Bundeskabinett geht in Klausur
Entscheidung über Vorziehen der Steuerreform

Auf Pendler, Bauherren und Rentner kommen ab 2004 weitere kräftige Einschnitte zu. Die Eigenheimzulage soll komplett abgeschafft, die Entfernungspauschale drastisch beschnitten werden. Die Rentenanpassung zur Mitte des Jahres soll um ein halbes Jahr verschoben werden und die Rentner sollen künftig 53 statt bisher 50 % ihres Krankenversicherungsbeitrages übernehmen.

HB/dpa BERLIN. Auf Schloss Neuhardenberg östlich von Berlin steht von diesem Freitag an auf der dreitägigen Klausur auch der Haushaltsentwurf von Finanzminister Hans Eichel (SPD) für 2004 zur Diskussion.
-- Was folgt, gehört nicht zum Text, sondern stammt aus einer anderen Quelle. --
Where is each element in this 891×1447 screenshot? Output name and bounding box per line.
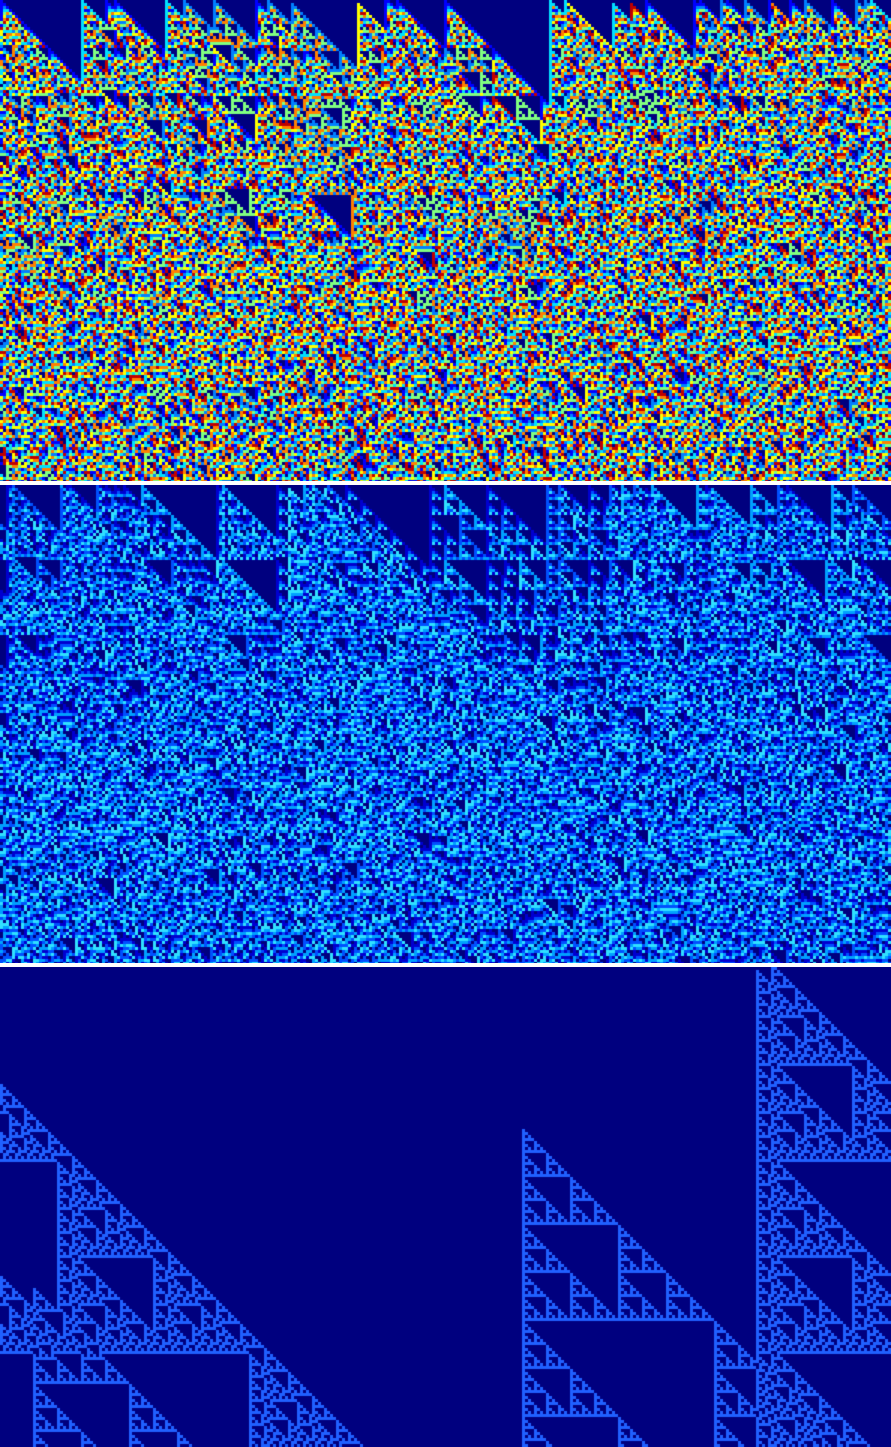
fractal-canvas-bottom <box>0 967 891 1447</box>
sierpinski-triangle-panel <box>0 967 891 1447</box>
fractal-canvas-top <box>0 0 891 481</box>
colorful-fractal-panel <box>0 0 891 481</box>
blue-cyan-fractal-panel <box>0 485 891 963</box>
fractal-canvas-middle <box>0 485 891 963</box>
Dieser basiere auf der Annahme, dass die Wirtschaft in Deutschland im kommenden Jahr um zwei Prozent wachse, sagte Eichel im ZDF. Diese Prognose werde im Herbst noch einmal überprüft.

Sozialministerin Ulla Schmidt (SPD) bekräftigte am Donnerstagabend in Berlin, dass sie den von ihrem Ressort geforderten Sparbeitrag von zwei Milliarden Euro erbringen werde. Sie widersprach damit Berichten, wonach sie über die geplanten Kürzungen bei den Rentnern mit dem Finanzminister im Streit liege, sagte Ministeriumssprecher Klaus Vater.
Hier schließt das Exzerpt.